Recommendation 19 (Participation and Representation): As strategic manager rather than a policy body the GNSO Council should continue to focus on ensuring that a WG has been properly constituted, has thoroughly fulfilled the terms of its charter and has followed due process.

23

Paul Diaz

gTLD Registries Stakeholder Group

(Support)

60

Osvaldo Novoa

ISPCP

(Support) The ISPCP offers full support. As stated previously, this is exactly what Council was set up to do under the last review, yet Council continues to devote far too much time to the policy itself, rather than managing the process.

212

Stephanie Perrin

NCUC/NCSG

This is pure process.  The Council also has to examine what comes out the other end.

256

Greg Shatan

IPC

(It Depends) We believe the GNSO structure should be reconstituted to avoid capture by the Contracted Parties.
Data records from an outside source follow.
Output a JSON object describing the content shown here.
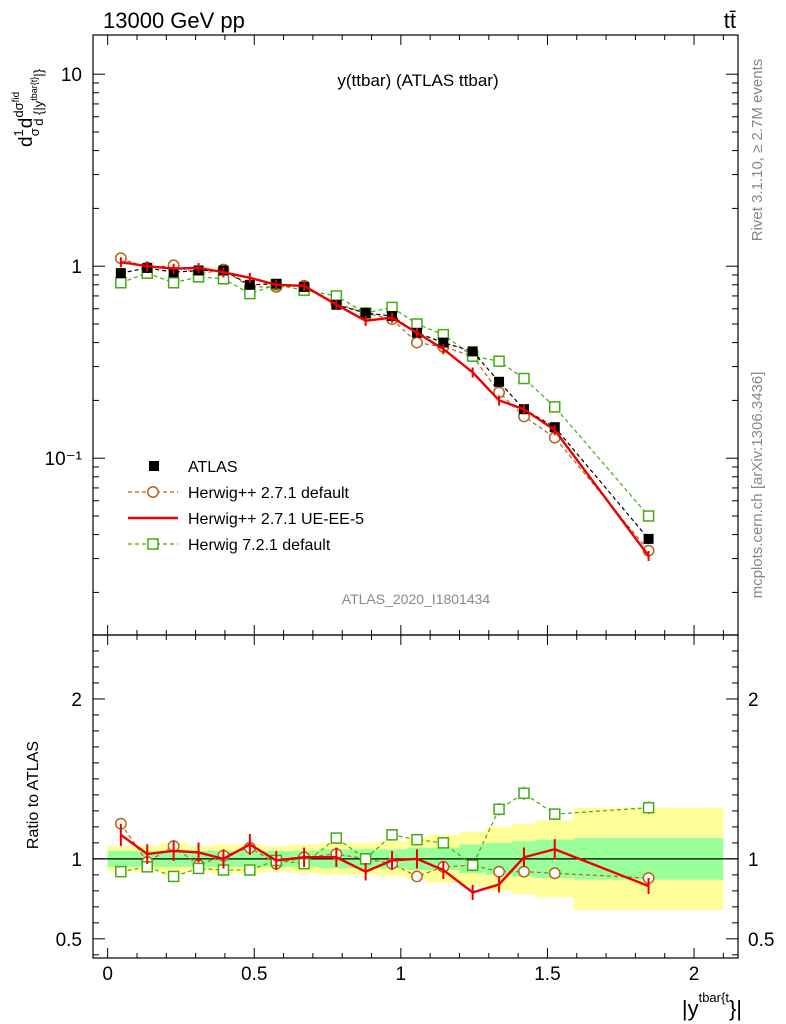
{
  "header": {
    "left": "13000 GeV pp",
    "right": "tt̄"
  },
  "side": {
    "rivet": "Rivet 3.1.10, ≥ 2.7M events",
    "mcplots": "mcplots.cern.ch [arXiv:1306.3436]"
  },
  "chart_data": [
    {
      "type": "scatter",
      "title": "y(ttbar) (ATLAS ttbar)",
      "watermark": "ATLAS_2020_I1801434",
      "ylabel": "dσ/d{|y^{tbar{t}}|} · 1/σ",
      "yscale": "log",
      "ylim": [
        0.012,
        16
      ],
      "xlim": [
        -0.05,
        2.15
      ],
      "y_ticks": [
        {
          "v": 10,
          "label": "10"
        },
        {
          "v": 1,
          "label": "1"
        },
        {
          "v": 0.1,
          "label": "10⁻¹"
        }
      ],
      "legend_position": "lower-left",
      "x": [
        0.045,
        0.135,
        0.225,
        0.31,
        0.395,
        0.485,
        0.575,
        0.67,
        0.78,
        0.88,
        0.97,
        1.055,
        1.145,
        1.245,
        1.335,
        1.42,
        1.525,
        1.845
      ],
      "series": [
        {
          "name": "ATLAS",
          "style": "data",
          "values": [
            0.92,
            0.98,
            0.93,
            0.95,
            0.95,
            0.8,
            0.81,
            0.78,
            0.63,
            0.57,
            0.55,
            0.45,
            0.4,
            0.36,
            0.25,
            0.18,
            0.145,
            0.038
          ]
        },
        {
          "name": "Herwig++ 2.7.1 default",
          "style": "circle",
          "color": "#b5651d",
          "values": [
            1.1,
            0.98,
            1.01,
            0.91,
            0.96,
            0.78,
            0.78,
            0.79,
            0.64,
            0.57,
            0.53,
            0.4,
            0.38,
            0.34,
            0.22,
            0.165,
            0.128,
            0.033
          ]
        },
        {
          "name": "Herwig++ 2.7.1 UE-EE-5",
          "style": "line",
          "color": "#ee0000",
          "values": [
            1.05,
            1.0,
            0.97,
            0.98,
            0.93,
            0.87,
            0.8,
            0.79,
            0.63,
            0.52,
            0.54,
            0.45,
            0.37,
            0.28,
            0.2,
            0.18,
            0.14,
            0.031
          ]
        },
        {
          "name": "Herwig 7.2.1 default",
          "style": "square",
          "color": "#44aa11",
          "values": [
            0.82,
            0.92,
            0.82,
            0.88,
            0.86,
            0.72,
            0.8,
            0.75,
            0.7,
            0.57,
            0.61,
            0.5,
            0.44,
            0.34,
            0.32,
            0.26,
            0.185,
            0.05
          ]
        }
      ]
    },
    {
      "type": "scatter",
      "ylabel": "Ratio to ATLAS",
      "xlabel": "|y^{tbar{t}}|",
      "ylim": [
        0.38,
        2.4
      ],
      "xlim": [
        -0.05,
        2.15
      ],
      "y_ticks": [
        {
          "v": 2,
          "label": "2"
        },
        {
          "v": 1,
          "label": "1"
        },
        {
          "v": 0.5,
          "label": "0.5"
        }
      ],
      "x_ticks": [
        {
          "v": 0,
          "label": "0"
        },
        {
          "v": 0.5,
          "label": "0.5"
        },
        {
          "v": 1,
          "label": "1"
        },
        {
          "v": 1.5,
          "label": "1.5"
        },
        {
          "v": 2,
          "label": "2"
        }
      ],
      "bin_edges": [
        0,
        0.09,
        0.18,
        0.27,
        0.355,
        0.44,
        0.53,
        0.62,
        0.72,
        0.84,
        0.92,
        1.02,
        1.09,
        1.2,
        1.29,
        1.38,
        1.46,
        1.59,
        2.1
      ],
      "band_stat": [
        0.05,
        0.05,
        0.05,
        0.05,
        0.05,
        0.05,
        0.05,
        0.05,
        0.06,
        0.06,
        0.06,
        0.07,
        0.07,
        0.09,
        0.1,
        0.11,
        0.12,
        0.13
      ],
      "band_total": [
        0.08,
        0.08,
        0.1,
        0.08,
        0.09,
        0.09,
        0.08,
        0.09,
        0.1,
        0.1,
        0.11,
        0.13,
        0.15,
        0.17,
        0.2,
        0.22,
        0.24,
        0.32
      ],
      "x": [
        0.045,
        0.135,
        0.225,
        0.31,
        0.395,
        0.485,
        0.575,
        0.67,
        0.78,
        0.88,
        0.97,
        1.055,
        1.145,
        1.245,
        1.335,
        1.42,
        1.525,
        1.845
      ],
      "series": [
        {
          "name": "Herwig++ 2.7.1 default",
          "style": "circle",
          "color": "#b5651d",
          "values": [
            1.22,
            0.98,
            1.08,
            0.96,
            1.02,
            1.07,
            0.97,
            1.01,
            1.03,
            1.0,
            0.97,
            0.89,
            0.95,
            0.96,
            0.92,
            0.92,
            0.91,
            0.88
          ]
        },
        {
          "name": "Herwig++ 2.7.1 UE-EE-5",
          "style": "line",
          "color": "#ee0000",
          "values": [
            1.15,
            1.03,
            1.05,
            1.04,
            1.0,
            1.09,
            0.99,
            1.01,
            1.01,
            0.92,
            0.99,
            1.0,
            0.93,
            0.79,
            0.84,
            1.01,
            1.06,
            0.83
          ]
        },
        {
          "name": "Herwig 7.2.1 default",
          "style": "square",
          "color": "#44aa11",
          "values": [
            0.92,
            0.95,
            0.89,
            0.94,
            0.93,
            0.93,
            0.99,
            0.97,
            1.13,
            1.0,
            1.15,
            1.12,
            1.1,
            0.96,
            1.31,
            1.41,
            1.28,
            1.32
          ]
        }
      ]
    }
  ]
}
A more representative Council should focus as a strategic manager but should independently ensure that WG recommendations are fair and implementable, and deriving from truly representative community input.

284

Amr Elsadr

 

This recommendation, and the context in which it was developed in the Westlake report is misleading in some ways. First, The GNSO Council is not a legislative body and does not act as such.  The GNSO Council does manage the process by which the GNSO develops gTLD policies. However, in this role, the council could on occasion have reason to reject or propose amendments to policy recommendations from PDP WGs. These circumstances may include when consensus is not achieved within the PDP WG, or in the event that there is incomplete representation within the PDP WG’s membership involved in the consensus call. In all events, the GNSO council does not make changes to policy recommendations as insinuated by the Westlake report. This might not have been the intent of the report, but the language used to discuss this seems vague. The GNSO operating procedures allow for the the council to propose changes to policy recommendations, which need to be considered by the PDP WG. This is, on occasion, very much be consistent with its management role, and does not indicate any legislative role. In addition, the GNSO Council should always attempt to ensure that gTLD policy is developed through the GNSO process, and not outside of it via board resolutions in response to Advice from ACs, other groups (such as the BRG, which is becoming a repetitively problematic development) or on the ICANN board’s own initiative. Developing gTLD policy is the primary function of the GNSO. In the event that gTLD policy recommendations from the GNSO Council to the ICANN board result in conflicting advice from ACs (such as GAC or ALAC), any desire to amend the policy recommendations should be sent back to the GNSO to go through the appropriate process (new processes may become viable options should the board adopt the policy and implementation WG recommendations). This is consistent with the Westlake report’s text in section 3.6.1 on page 77 (“As noted above in relation to the GNSO Council, we consider that the role of the Board should not be to re-litigate or amend policy itself, but to articulate its reasons for rejection and refer the policy back to the GNSO PDP WG for re-consideration and re-submission”).

330

Olivier Crepin-Leblond

ALAC

(Support) The ALAC supports this recommendation.